Effects of Saline on the Adrenalectomized Rhesus Monkey

Abstract
A study has been made of the effects of supplying isotonic saline as a drinking fluid to bilaterally adrenalectomized rhesus monkeys. With only 1 exception, saline was unable to prolong survival in those animals which were given access to it at the time of adrenalectomy or shortly thereafter, their postoperative survival times being similar to those of untreated animals. Saline was likewise without effect in these animals in preventing or minimizing the postoperative derangements in the blood levels of non-protein nitrogen, glucose, inorganic P, Na,K, and chloride. Animals adrenalectomized for several months and maintained by cortisone acetate or desoxycorticosterone acetate postoperatively, lived, on the average, for 69 days after hormonal treatment was stopped and saline treatment begun.
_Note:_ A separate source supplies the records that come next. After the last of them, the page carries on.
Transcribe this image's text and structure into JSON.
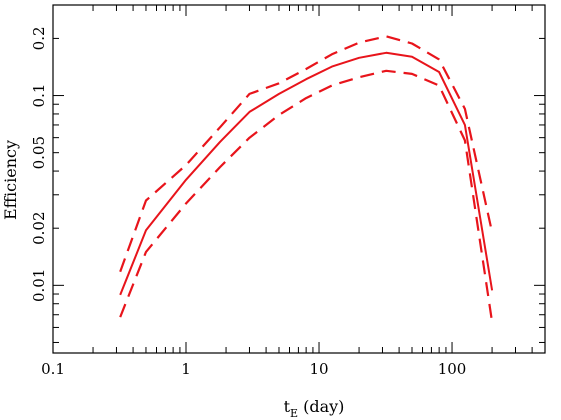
{
  "chart_data": {
    "type": "line",
    "xlabel": "t",
    "xlabel_subscript": "E",
    "xlabel_unit": "(day)",
    "ylabel": "Efficiency",
    "x_scale": "log",
    "y_scale": "log",
    "xlim": [
      0.1,
      500
    ],
    "ylim": [
      0.0044,
      0.3
    ],
    "x_ticks": [
      {
        "value": 0.1,
        "label": "0.1"
      },
      {
        "value": 1,
        "label": "1"
      },
      {
        "value": 10,
        "label": "10"
      },
      {
        "value": 100,
        "label": "100"
      }
    ],
    "y_ticks": [
      {
        "value": 0.01,
        "label": "0.01"
      },
      {
        "value": 0.02,
        "label": "0.02"
      },
      {
        "value": 0.05,
        "label": "0.05"
      },
      {
        "value": 0.1,
        "label": "0.1"
      },
      {
        "value": 0.2,
        "label": "0.2"
      }
    ],
    "grid": false,
    "series": [
      {
        "style": "solid",
        "color": "#e8141b",
        "points": [
          [
            0.32,
            0.0089
          ],
          [
            0.5,
            0.0195
          ],
          [
            1.0,
            0.036
          ],
          [
            1.8,
            0.057
          ],
          [
            3.0,
            0.082
          ],
          [
            5.0,
            0.102
          ],
          [
            8.0,
            0.122
          ],
          [
            12.5,
            0.142
          ],
          [
            20.0,
            0.158
          ],
          [
            32.0,
            0.168
          ],
          [
            50.0,
            0.16
          ],
          [
            80.0,
            0.133
          ],
          [
            125.0,
            0.07
          ],
          [
            200.0,
            0.0094
          ]
        ]
      },
      {
        "style": "dashed",
        "color": "#e8141b",
        "points": [
          [
            0.32,
            0.0118
          ],
          [
            0.5,
            0.028
          ],
          [
            1.0,
            0.043
          ],
          [
            1.8,
            0.068
          ],
          [
            3.0,
            0.102
          ],
          [
            5.0,
            0.116
          ],
          [
            8.0,
            0.138
          ],
          [
            12.5,
            0.165
          ],
          [
            20.0,
            0.19
          ],
          [
            32.0,
            0.205
          ],
          [
            50.0,
            0.188
          ],
          [
            80.0,
            0.155
          ],
          [
            125.0,
            0.085
          ],
          [
            200.0,
            0.019
          ]
        ]
      },
      {
        "style": "dashed",
        "color": "#e8141b",
        "points": [
          [
            0.32,
            0.0068
          ],
          [
            0.5,
            0.015
          ],
          [
            1.0,
            0.027
          ],
          [
            1.8,
            0.042
          ],
          [
            3.0,
            0.06
          ],
          [
            5.0,
            0.079
          ],
          [
            8.0,
            0.097
          ],
          [
            12.5,
            0.113
          ],
          [
            20.0,
            0.125
          ],
          [
            32.0,
            0.135
          ],
          [
            50.0,
            0.13
          ],
          [
            80.0,
            0.113
          ],
          [
            125.0,
            0.058
          ],
          [
            200.0,
            0.0064
          ]
        ]
      }
    ]
  }
}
For a time these monkeys were maintained by the NaCl supplement, as judged by appetite, body weight and levels of the blood constituents mentioned above (the sole exceptions being abnormal serum Na and K concentrations). Eventually, however, all of these animals died while still on saline. Fasted, adrenalectomized monkeys on saline responded to intravenously administered glucose, as measured by changes in blood glucose levels, in a fashion indicating an accelerated rate of glucose utilization.